量子コンピュータが私たちの未来を変える日は実はすぐそこまで来ている。
そんな今だからこそ、量子コンピュータについて知ることには大きな意味がある。単なる専門技術ではなく、これからの世界を理解し、自らの立場でどう関わるかを考えるための「新しい教養」だ。
『教養としての量子コンピュータ』では、最前線で研究を牽引する大阪大学教授の藤井啓祐氏が、物理学、情報科学、ビジネスの視点から、量子コンピュータをわかりやすく、かつ面白く伝えている。
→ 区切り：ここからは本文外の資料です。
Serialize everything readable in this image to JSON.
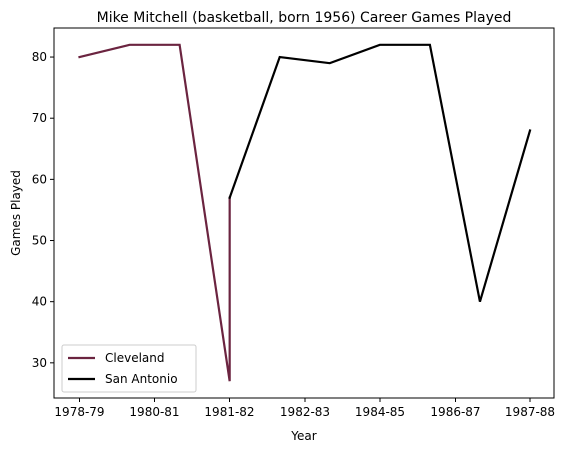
{
  "chart_data": {
    "type": "line",
    "title": "Mike Mitchell (basketball, born 1956) Career Games Played",
    "xlabel": "Year",
    "ylabel": "Games Played",
    "categories": [
      "1978-79",
      "1979-80",
      "1980-81",
      "1981-82",
      "1982-83",
      "1983-84",
      "1984-85",
      "1985-86",
      "1986-87",
      "1987-88"
    ],
    "x_tick_labels": [
      "1978-79",
      "1980-81",
      "1981-82",
      "1982-83",
      "1984-85",
      "1986-87",
      "1987-88"
    ],
    "yticks": [
      30,
      40,
      50,
      60,
      70,
      80
    ],
    "ylim": [
      24.25,
      84.75
    ],
    "grid": false,
    "legend_position": "lower-left",
    "series": [
      {
        "name": "Cleveland",
        "color": "#6b2440",
        "points": [
          {
            "x": "1978-79",
            "y": 80
          },
          {
            "x": "1979-80",
            "y": 82
          },
          {
            "x": "1980-81",
            "y": 82
          },
          {
            "x": "1981-82",
            "y": 27
          },
          {
            "x": "1981-82",
            "y": 57
          }
        ]
      },
      {
        "name": "San Antonio",
        "color": "#000000",
        "points": [
          {
            "x": "1981-82",
            "y": 57
          },
          {
            "x": "1982-83",
            "y": 80
          },
          {
            "x": "1983-84",
            "y": 79
          },
          {
            "x": "1984-85",
            "y": 82
          },
          {
            "x": "1985-86",
            "y": 82
          },
          {
            "x": "1986-87",
            "y": 40
          },
          {
            "x": "1987-88",
            "y": 68
          }
        ]
      }
    ]
  }
}
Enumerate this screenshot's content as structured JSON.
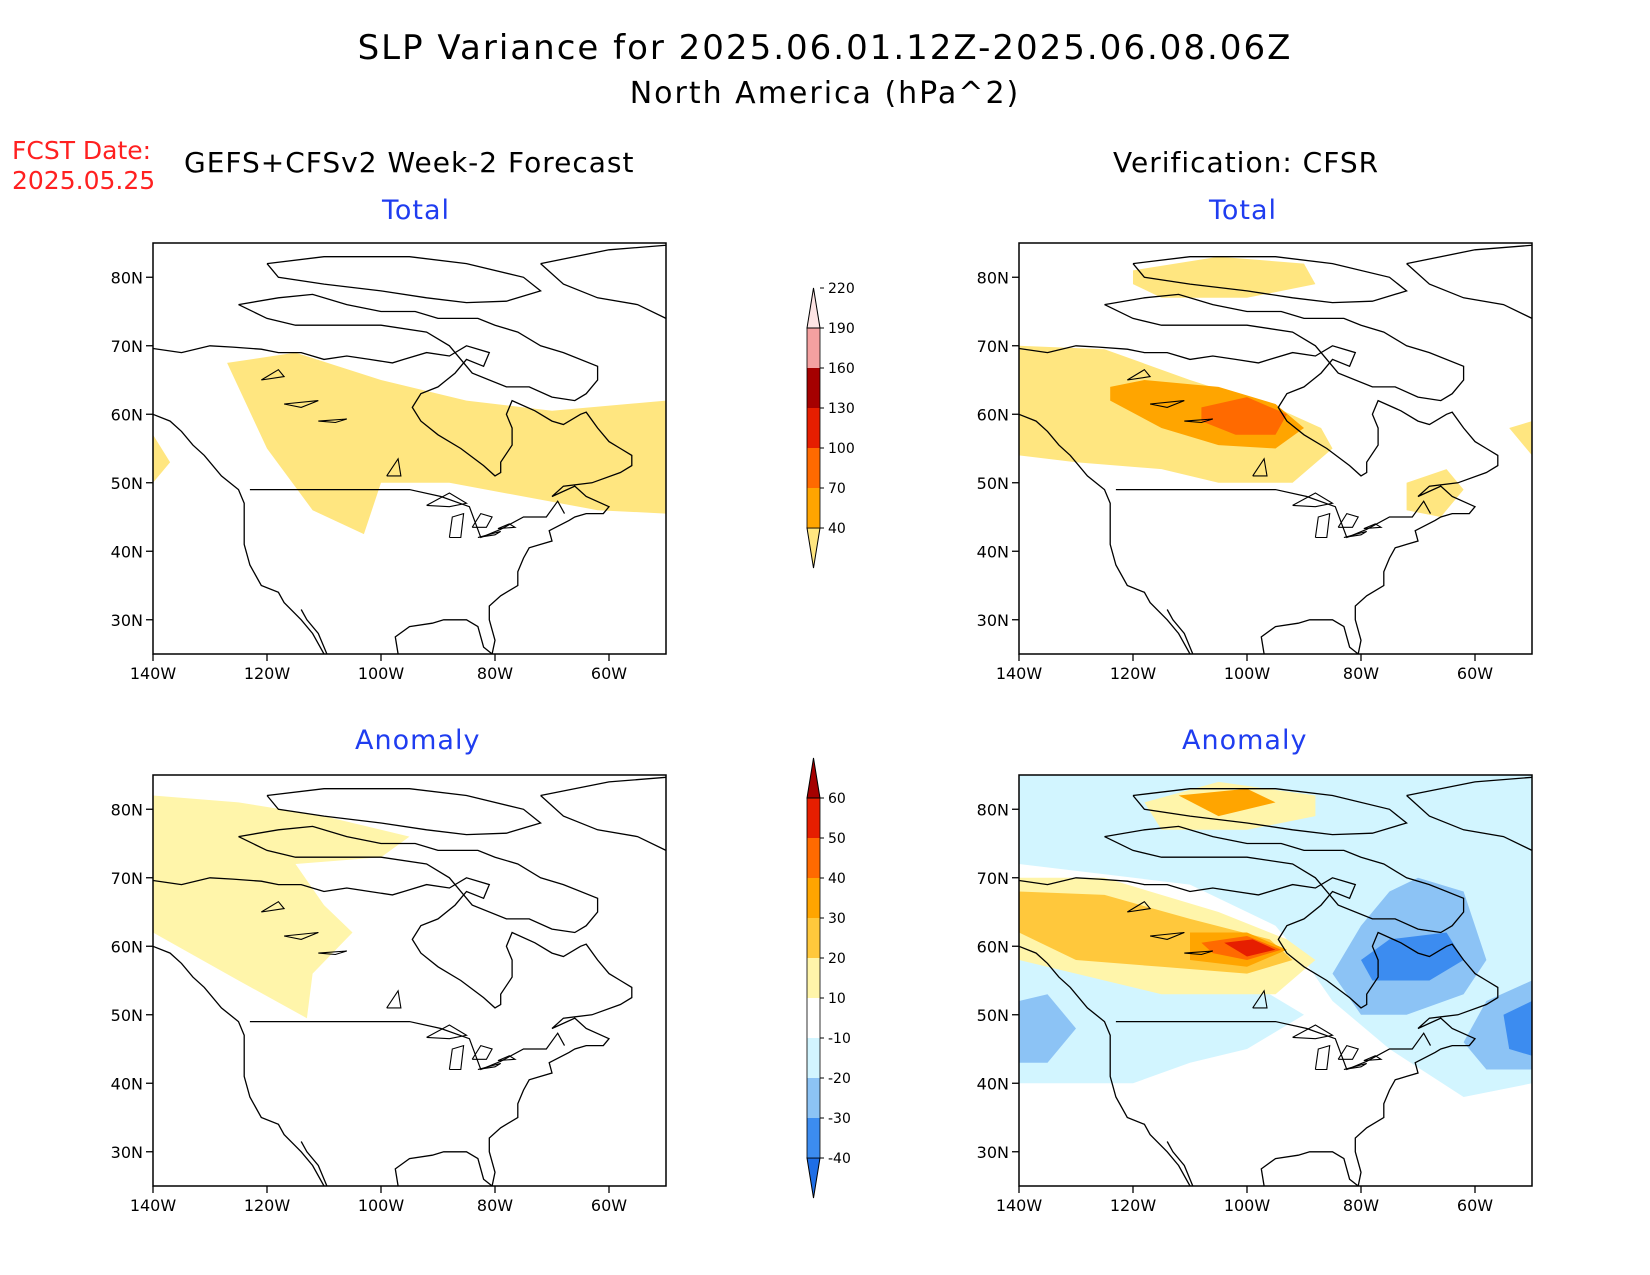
{
  "title": "SLP Variance for 2025.06.01.12Z-2025.06.08.06Z",
  "subtitle": "North America (hPa^2)",
  "fcst_date_label": "FCST Date:",
  "fcst_date_value": "2025.05.25",
  "left_column_title": "GEFS+CFSv2 Week-2 Forecast",
  "right_column_title": "Verification: CFSR",
  "panel_titles": {
    "top": "Total",
    "bottom": "Anomaly"
  },
  "axes": {
    "lat_labels": [
      "80N",
      "70N",
      "60N",
      "50N",
      "40N",
      "30N"
    ],
    "lon_labels": [
      "140W",
      "120W",
      "100W",
      "80W",
      "60W"
    ],
    "lat_range": [
      25,
      85
    ],
    "lon_range": [
      -140,
      -50
    ]
  },
  "colorbars": {
    "total": {
      "levels": [
        "40",
        "70",
        "100",
        "130",
        "160",
        "190",
        "220"
      ],
      "colors": [
        "#ffe680",
        "#ffa500",
        "#ff6a00",
        "#e61e00",
        "#a50000",
        "#f4a0a0",
        "#fde4e4"
      ]
    },
    "anomaly": {
      "levels": [
        "-40",
        "-30",
        "-20",
        "-10",
        "10",
        "20",
        "30",
        "40",
        "50",
        "60"
      ],
      "colors": [
        "#1e6ee6",
        "#3c8cf0",
        "#8cc3f5",
        "#d2f5ff",
        "#ffffff",
        "#fff5aa",
        "#ffc83c",
        "#ffa500",
        "#ff6a00",
        "#e61e00",
        "#a50000"
      ]
    }
  },
  "chart_data": [
    {
      "type": "heatmap",
      "panel": "GEFS+CFSv2 Week-2 Forecast - Total",
      "fields": [
        {
          "level": "40-70",
          "region": [
            [
              -127,
              67.5
            ],
            [
              -115,
              69
            ],
            [
              -100,
              65
            ],
            [
              -85,
              62
            ],
            [
              -70,
              60.5
            ],
            [
              -50,
              62
            ],
            [
              -50,
              45.5
            ],
            [
              -62,
              46
            ],
            [
              -75,
              48
            ],
            [
              -88,
              50
            ],
            [
              -100,
              50
            ],
            [
              -103,
              42.5
            ],
            [
              -112,
              46
            ],
            [
              -120,
              55
            ],
            [
              -127,
              67.5
            ]
          ]
        },
        {
          "level": "40-70",
          "region": [
            [
              -140,
              57
            ],
            [
              -137,
              53
            ],
            [
              -140,
              50
            ]
          ]
        }
      ]
    },
    {
      "type": "heatmap",
      "panel": "Verification: CFSR - Total",
      "fields": [
        {
          "level": "40-70",
          "region": [
            [
              -140,
              70
            ],
            [
              -125,
              69.5
            ],
            [
              -110,
              65
            ],
            [
              -95,
              61
            ],
            [
              -87,
              58
            ],
            [
              -85,
              55
            ],
            [
              -92,
              50
            ],
            [
              -105,
              50
            ],
            [
              -115,
              52
            ],
            [
              -130,
              53
            ],
            [
              -140,
              54
            ]
          ]
        },
        {
          "level": "40-70",
          "region": [
            [
              -120,
              81
            ],
            [
              -105,
              83
            ],
            [
              -90,
              82
            ],
            [
              -88,
              79
            ],
            [
              -100,
              77
            ],
            [
              -115,
              77
            ],
            [
              -120,
              79
            ]
          ]
        },
        {
          "level": "40-70",
          "region": [
            [
              -72,
              50
            ],
            [
              -65,
              52
            ],
            [
              -62,
              49
            ],
            [
              -66,
              45
            ],
            [
              -72,
              46
            ]
          ]
        },
        {
          "level": "40-70",
          "region": [
            [
              -54,
              58
            ],
            [
              -50,
              59
            ],
            [
              -50,
              54
            ]
          ]
        },
        {
          "level": "70-100",
          "region": [
            [
              -124,
              64
            ],
            [
              -118,
              65
            ],
            [
              -105,
              64
            ],
            [
              -95,
              61.5
            ],
            [
              -90,
              58
            ],
            [
              -95,
              55
            ],
            [
              -105,
              55.5
            ],
            [
              -115,
              58
            ],
            [
              -124,
              62
            ]
          ]
        },
        {
          "level": "100-130",
          "region": [
            [
              -108,
              61
            ],
            [
              -100,
              62.5
            ],
            [
              -93,
              60
            ],
            [
              -95,
              57
            ],
            [
              -102,
              57
            ],
            [
              -108,
              59
            ]
          ]
        }
      ]
    },
    {
      "type": "heatmap",
      "panel": "GEFS+CFSv2 Week-2 Forecast - Anomaly",
      "fields": [
        {
          "level": "10-20",
          "region": [
            [
              -140,
              82
            ],
            [
              -125,
              81
            ],
            [
              -110,
              79
            ],
            [
              -95,
              76
            ],
            [
              -100,
              73
            ],
            [
              -115,
              72
            ],
            [
              -110,
              66
            ],
            [
              -105,
              62
            ],
            [
              -112,
              56
            ],
            [
              -113,
              49.5
            ],
            [
              -125,
              55
            ],
            [
              -140,
              62
            ]
          ]
        }
      ]
    },
    {
      "type": "heatmap",
      "panel": "Verification: CFSR - Anomaly",
      "fields": [
        {
          "level": "-20 to -10",
          "region": [
            [
              -140,
              86
            ],
            [
              -50,
              86
            ],
            [
              -50,
              40
            ],
            [
              -62,
              38
            ],
            [
              -75,
              45
            ],
            [
              -85,
              52
            ],
            [
              -90,
              58
            ],
            [
              -95,
              63
            ],
            [
              -110,
              69
            ],
            [
              -140,
              72
            ]
          ]
        },
        {
          "level": "-20 to -10",
          "region": [
            [
              -140,
              60
            ],
            [
              -120,
              57
            ],
            [
              -100,
              55
            ],
            [
              -90,
              50
            ],
            [
              -100,
              45
            ],
            [
              -110,
              43
            ],
            [
              -120,
              40
            ],
            [
              -140,
              40
            ]
          ]
        },
        {
          "level": "-30 to -20",
          "region": [
            [
              -70,
              70
            ],
            [
              -62,
              68
            ],
            [
              -58,
              58
            ],
            [
              -62,
              53
            ],
            [
              -72,
              50
            ],
            [
              -80,
              50
            ],
            [
              -85,
              56
            ],
            [
              -80,
              63
            ],
            [
              -75,
              68
            ]
          ]
        },
        {
          "level": "-30 to -20",
          "region": [
            [
              -50,
              55
            ],
            [
              -58,
              52
            ],
            [
              -62,
              46
            ],
            [
              -58,
              42
            ],
            [
              -50,
              42
            ]
          ]
        },
        {
          "level": "-30 to -20",
          "region": [
            [
              -140,
              52
            ],
            [
              -135,
              53
            ],
            [
              -130,
              48
            ],
            [
              -135,
              43
            ],
            [
              -140,
              43
            ]
          ]
        },
        {
          "level": "-40 to -30",
          "region": [
            [
              -75,
              61
            ],
            [
              -65,
              62
            ],
            [
              -62,
              58
            ],
            [
              -68,
              55
            ],
            [
              -78,
              55
            ],
            [
              -80,
              58
            ]
          ]
        },
        {
          "level": "-40 to -30",
          "region": [
            [
              -50,
              52
            ],
            [
              -55,
              50
            ],
            [
              -54,
              45
            ],
            [
              -50,
              44
            ]
          ]
        },
        {
          "level": "10-20",
          "region": [
            [
              -140,
              70
            ],
            [
              -125,
              70
            ],
            [
              -105,
              65
            ],
            [
              -93,
              61
            ],
            [
              -88,
              58
            ],
            [
              -95,
              53
            ],
            [
              -115,
              53
            ],
            [
              -130,
              56
            ],
            [
              -140,
              58
            ]
          ]
        },
        {
          "level": "10-20",
          "region": [
            [
              -118,
              81
            ],
            [
              -105,
              84
            ],
            [
              -88,
              82
            ],
            [
              -88,
              79
            ],
            [
              -100,
              77
            ],
            [
              -115,
              77
            ]
          ]
        },
        {
          "level": "20-30",
          "region": [
            [
              -140,
              68
            ],
            [
              -125,
              67.5
            ],
            [
              -110,
              64
            ],
            [
              -96,
              61
            ],
            [
              -92,
              58
            ],
            [
              -100,
              56
            ],
            [
              -115,
              57
            ],
            [
              -130,
              58
            ],
            [
              -140,
              62
            ]
          ]
        },
        {
          "level": "30-40",
          "region": [
            [
              -110,
              62
            ],
            [
              -100,
              62
            ],
            [
              -93,
              59.5
            ],
            [
              -100,
              57
            ],
            [
              -110,
              58
            ]
          ]
        },
        {
          "level": "30-40",
          "region": [
            [
              -112,
              82
            ],
            [
              -100,
              83
            ],
            [
              -95,
              81
            ],
            [
              -105,
              79
            ]
          ]
        },
        {
          "level": "40-50",
          "region": [
            [
              -108,
              60.5
            ],
            [
              -100,
              61.5
            ],
            [
              -94,
              59.5
            ],
            [
              -100,
              58
            ],
            [
              -106,
              59
            ]
          ]
        },
        {
          "level": "50-60",
          "region": [
            [
              -104,
              60.5
            ],
            [
              -99,
              61
            ],
            [
              -95,
              59.5
            ],
            [
              -100,
              58.5
            ]
          ]
        }
      ]
    }
  ]
}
今回はブラックホールと量子コンピュータについて特別な書き下ろしをお届けする(ダイヤモンド社書籍編集局)。

【ホーキング博士の予言】「ブラックホール」は宇宙最速の量子コンピュータだった?Photo: Adobe Stock

ブラックホールは「量子コンピュータ」?

ブラックホールという天体には、昔から子どもたちを惹きつける不思議な魅力を持っている。
光さえ脱出できないほど強い重力を持ち、近づいたものをすべて飲み込んでしまう。

かつては理論の中だけで語られる存在だったが、2015年の重力波観測や2019年のブラックホール“影”の撮影によって、その実在が確実なものとなってきた。
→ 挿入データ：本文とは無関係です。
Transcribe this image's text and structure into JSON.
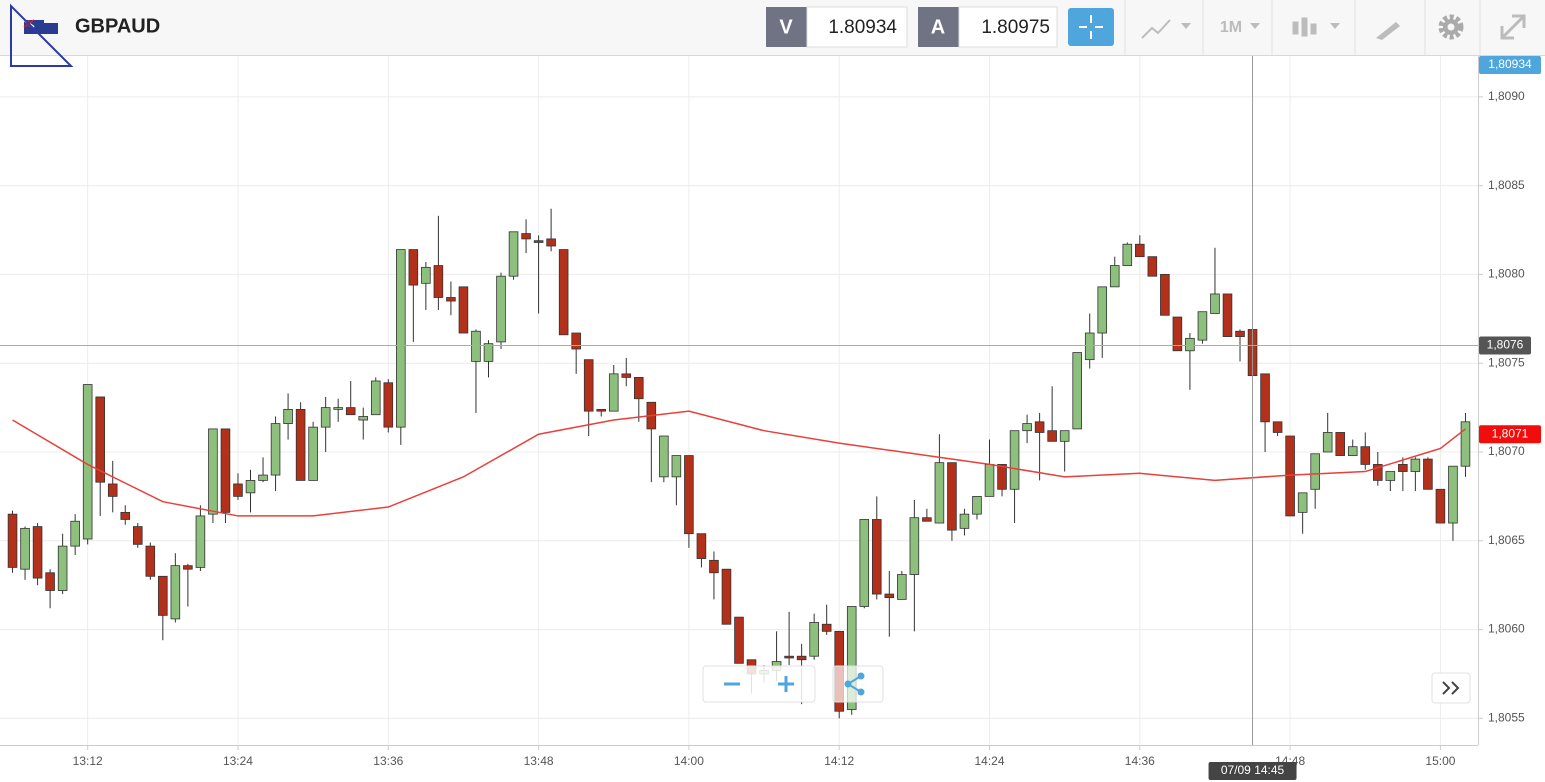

近年では、単なる“重力の穴”ではなく、ある種の情報処理装置、「宇宙一速い量子コンピュータ」として語られるようになっている。

ホーキング博士の予言

その背景には、物理学者を数十年悩ませてきた「情報消失のパラドックス」がある。

量子力学の原理に従うと、すべての現象は可逆になっており、情報も含め何かが根本的に失われてしまうということは決して起こらない。

しかしブラックホールは、周囲の物質や光を吸い込み、やがて蒸発して消えてしまう。

この蒸発過程で放出されるのが、理論物理学者スティーヴン・ホーキングが予言した「ホーキング輻射」である。
ブラックホールの強い重力の壁を、量子トンネル効果で飛び越えて粒子が放出される。
この輻射は、外見上は完全にランダムであり、元の星に飲み込まれた情報を含んでいるようには見えない。

では、ブラックホールに飲み込まれた情報はどこに消えたのか?
これが情報消失のパラドックスである。

情報を“かき混ぜる”

この謎に対する重要な手がかりが、ブラックホールそのものが行っている情報処理過程である「スクランブリング」である。

スクランブリングとは、ブラックホールに落ちたほんのわずかな情報が、内部全体に瞬時に広がり、元の構造が完全にわからなくなるほど細かく混ざり合う現象だ。
例えるなら、一滴のインクが海全体に広がり、どこにあったのか特定できなくなるようなものだ。

ブラックホールはこの情報の「かき混ぜ」を宇宙最速で行う。
つまり、宇宙一速い量子コンピュータと言える。

情報が失われたように見えるのは、このスクランブリングによって単に識別不能な形にまで散らばり、宇宙空間に暗号化されてしまうという考えがある。

この理論に基づくと、ホーキング輻射によって放出される粒子をすべて回収し、暗号化された量子データを読み解くことで、原理的には元の情報を解読できる。

つまり、情報は消えているのではなく、徹底的に難読化されているのである。

宇宙の理解も前進する

興味深いことに、この研究を理解する中で量子コンピュータをエラーから守るために作られてきた理論、量子誤り訂正理論が重要な役割を果たしている。
実用を目的に作られた手法が、逆に宇宙の理解を前進させるという構図が興味深い。

また、ブラックホールのスクランブリングの速さを測る指標として近年注目されているのが、非時間秩序相関(OTOC)である。
これは「情報がどれだけ速く広がるか」を定量化する量子情報的な尺度であり、ブラックホールがいかに高速に量子情報を複雑化するかを知る手掛かりになる。

最近では、Googleの研究チームが量子コンピュータを用いて人工的に非時間秩序相関を観測し、量子プロセッサが高度なスクランブリングを実現していることを検証したことが話題になった。

自然界と量子コンピュータは表裏一体

量子コンピュータは、自然界と同じ量子力学の法則に従って動作する装置である。
このことから、量子コンピュータそのものを「攻略」していく過程で得られた知見が、自然界の理解にも直結する。

一方で、ブラックホールという究極の“自然の量子コンピュータ”を探ることによって、量子コンピュータをより賢く使うためのヒントを得て、量子コンピュータの未来を知ることもできる。

自然界と量子コンピュータは表裏一体になっているといえる。